Abstract: Cost-Effectiveness of an Economic Empowering Intervention for AIDS-Affected Orphans in Uganda (Society for Social Work and Research 20th Annual Conference - Grand Challenges for Social Work: Setting a Research Agenda for the Future)

Cost-Effectiveness of an Economic Empowering Intervention for AIDS-Affected Orphans in Uganda

Saturday, January 16, 2016: 2:00 PM
Meeting Room Level-Meeting Room 3 (Renaissance Washington, DC Downtown Hotel)
* noted as presenting author
Fred M. Ssewamala, PhD, Associate Professor, Columbia University, New York, NY
Julia Shu-Huah Wang, MS, MSW, Doctoral Student, Columbia University, New York, NY
Jennifer Nattabi, BA, Project Coordinator, Columbia University, New York, NY
Flavia Namuwonge, Project Assistant, Columbia University, New York, NY
Christopher Damulira, Project Assistant, Columbia University, New York, NY
Abel Mwebembezi, Project Director, Columbia University, New York, NY
The caring of millions of AIDS-affected orphans in sub-Saharan Africa is a pressing social problem many countries face. Having lost one or both parents to AIDS bring economic and psychological challenges to surviving children and their family members. Given the lack of support from governmental social programs, effective and efficient interventions are urgently needed to ensure opportunities for AIDS-affected orphans to survive and thrive. Evidence from a series of randomized controlled trials (RCTs) in Uganda shows that an economic empowering intervention that promotes asset accumulation in the form of children’s savings accounts for education and family small business development may be a viable approach to improving multidimensional well-being among AIDS-affected children. However, we know limited about the cost-effectiveness of this economic empowering intervention. In this study, we aim to bridge this knowledge gap. Research on cost-effectiveness of program may help guide the assessment of feasibility to scale up this intervention, and findings from this study have implications for interventions and policies in low-income countries aiming to address child poverty issues.

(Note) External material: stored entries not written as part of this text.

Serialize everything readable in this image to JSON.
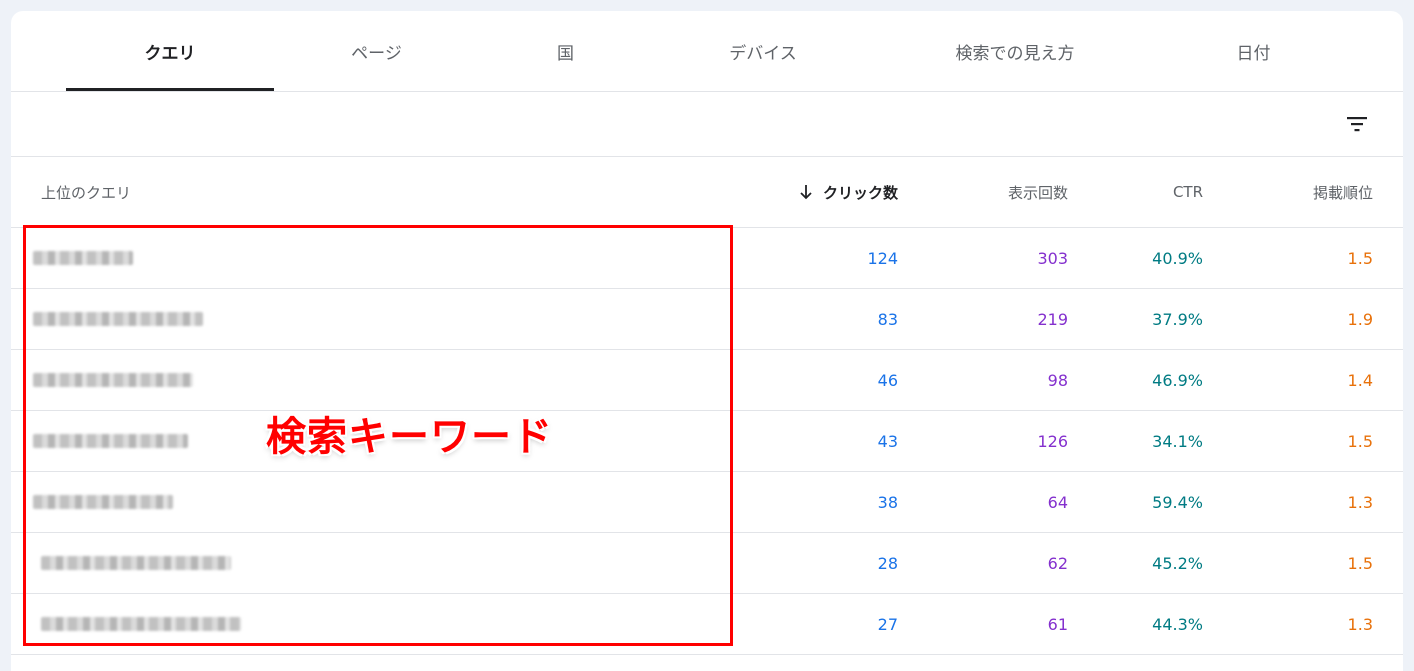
{
  "tabs": [
    {
      "label": "クエリ",
      "active": true
    },
    {
      "label": "ページ"
    },
    {
      "label": "国"
    },
    {
      "label": "デバイス"
    },
    {
      "label": "検索での見え方"
    },
    {
      "label": "日付"
    }
  ],
  "filter": {
    "icon": "filter-icon"
  },
  "table": {
    "headers": {
      "query": "上位のクエリ",
      "clicks": "クリック数",
      "impressions": "表示回数",
      "ctr": "CTR",
      "position": "掲載順位"
    },
    "sort_icon": "arrow-down-icon",
    "rows": [
      {
        "clicks": "124",
        "impressions": "303",
        "ctr": "40.9%",
        "position": "1.5"
      },
      {
        "clicks": "83",
        "impressions": "219",
        "ctr": "37.9%",
        "position": "1.9"
      },
      {
        "clicks": "46",
        "impressions": "98",
        "ctr": "46.9%",
        "position": "1.4"
      },
      {
        "clicks": "43",
        "impressions": "126",
        "ctr": "34.1%",
        "position": "1.5"
      },
      {
        "clicks": "38",
        "impressions": "64",
        "ctr": "59.4%",
        "position": "1.3"
      },
      {
        "clicks": "28",
        "impressions": "62",
        "ctr": "45.2%",
        "position": "1.5"
      },
      {
        "clicks": "27",
        "impressions": "61",
        "ctr": "44.3%",
        "position": "1.3"
      }
    ]
  },
  "annotation": {
    "label": "検索キーワード",
    "color": "#ff0000"
  },
  "colors": {
    "clicks": "#1a73e8",
    "impressions": "#8430ce",
    "ctr": "#007b83",
    "position": "#e8710a"
  }
}
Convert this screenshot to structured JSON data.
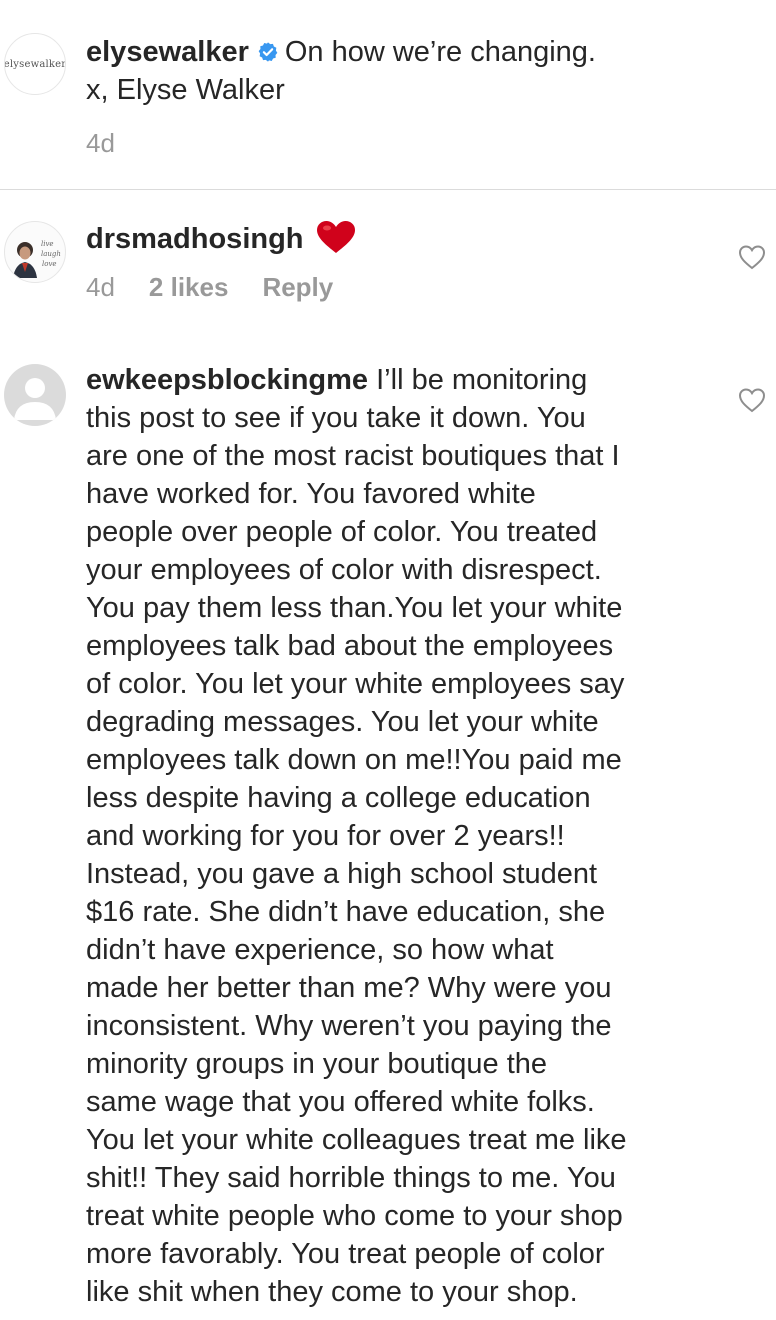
{
  "caption": {
    "avatar_text": "elysewalker",
    "username": "elysewalker",
    "verified_icon": "verified-badge-icon",
    "text_line1": "On how we’re changing.",
    "text_line2": "x, Elyse Walker",
    "time": "4d"
  },
  "comments": [
    {
      "username": "drsmadhosingh",
      "avatar_text": [
        "live",
        "laugh",
        "love"
      ],
      "emoji": "❤️",
      "time": "4d",
      "likes": "2 likes",
      "reply_label": "Reply"
    },
    {
      "username": "ewkeepsblockingme",
      "first_line": "I’ll be monitoring",
      "lines": [
        "this post to see if you take it down. You",
        "are one of the most racist boutiques that I",
        "have worked for. You favored white",
        "people over people of color. You treated",
        "your employees of color with disrespect.",
        "You pay them less than.You let your white",
        "employees talk bad about the employees",
        "of color. You let your white employees say",
        "degrading messages. You let your white",
        "employees talk down on me!!You paid me",
        "less despite having a college education",
        "and working for you for over 2 years!!",
        "Instead, you gave a high school student",
        "$16 rate. She didn’t have education, she",
        "didn’t have experience, so how what",
        "made her better than me? Why were you",
        "inconsistent. Why weren’t you paying the",
        "minority groups in your boutique the",
        "same wage that you offered white folks.",
        "You let your white colleagues treat me like",
        "shit!! They said horrible things to me. You",
        "treat white people who come to your shop",
        "more favorably. You treat people of color",
        "like shit when they come to your shop."
      ]
    }
  ],
  "colors": {
    "text": "#262626",
    "meta": "#999999",
    "divider": "#dbdbdb",
    "verified_blue": "#3897f0",
    "heart_red": "#d0021b"
  }
}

The Bridges to the Future is a NICHD sponsored study that recruits children in grade 5 or 6 from 48 randomly selected primary schools in southwest districts of Uganda. In total, 1,410 students met the inclusion criteria (having lost one or both parents) and were recruited in 2012. The 48 schools were randomly assigned to three study arms: Usual Care (n=496), Bridges (n=402), and Bridges PLUS (n=512). Children in all study arms receive usual care for AIDS-orphaned children in the study area, consisting of counseling, school lunches and scholastic materials. Each child in each Bridges and Bridges PLUS arm receives the usual care intervention plus a Child Development Account; a 12-session of workshop on asset-building and future planning; regular mentorship meetings with undergraduate students; and income-generating activity training. Bridges and Bridges PLUS have varying financial incentives for participants to save. Bridges PLUS participants receive a 1:2 match-rate while Bridges participants receive a 1:1 match-rate. The intervention was provided for 24 months. This study examines cost-effectiveness during the two intervention years.

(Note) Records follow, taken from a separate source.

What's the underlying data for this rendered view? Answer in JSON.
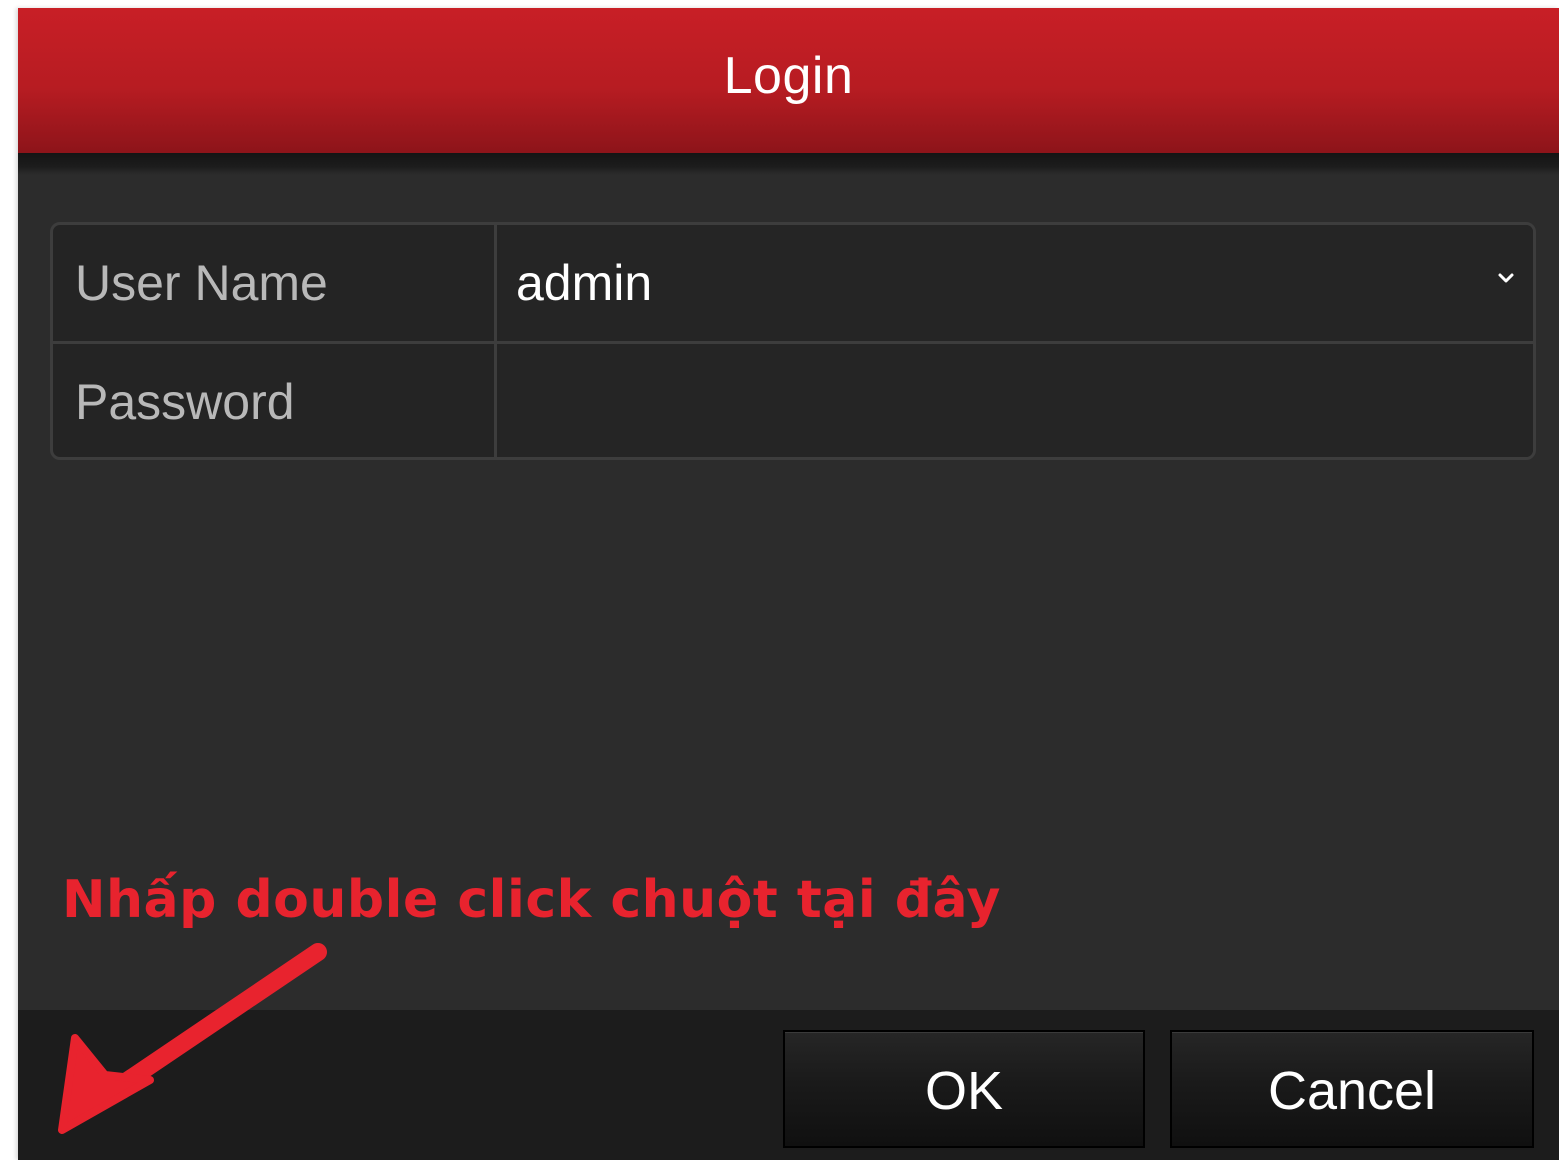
{
  "dialog": {
    "title": "Login",
    "accent_color": "#c81f26"
  },
  "form": {
    "username_label": "User Name",
    "username_value": "admin",
    "password_label": "Password",
    "password_value": ""
  },
  "annotation": {
    "text": "Nhấp double click chuột tại đây",
    "color": "#e8232e"
  },
  "buttons": {
    "ok_label": "OK",
    "cancel_label": "Cancel"
  },
  "icons": {
    "dropdown": "chevron-down-icon",
    "annotation_arrow": "arrow-icon"
  }
}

In this paper, we conduct a cost-effectiveness analysis that examines how much Bridges or Bridges PLUS costs to achieve an impact. We measure program costs on a per person basis. We draw costs data from the management information system for savings and project administrative records. We assess program effectiveness on a wide range of outcomes (e.g., health and mental health and sexual risk intentions). Data are drawn from interviews and schools and banks administrative records. The per-person costs of Bridges and Bridges PLUS is then divided by the relevant effect sizes to produce estimates of cost-effectiveness. Preliminary findings show that the intervention exhibits positive impacts on psychological functioning and savings behaviors. The Bridges PLUS intervention, being slightly more costly than Bridges due to its higher savings match rate, is more cost-effective in some outcomes but not in others. The next step is to compare of the cost-effectiveness of this intervention to other economic empowering interventions in this region.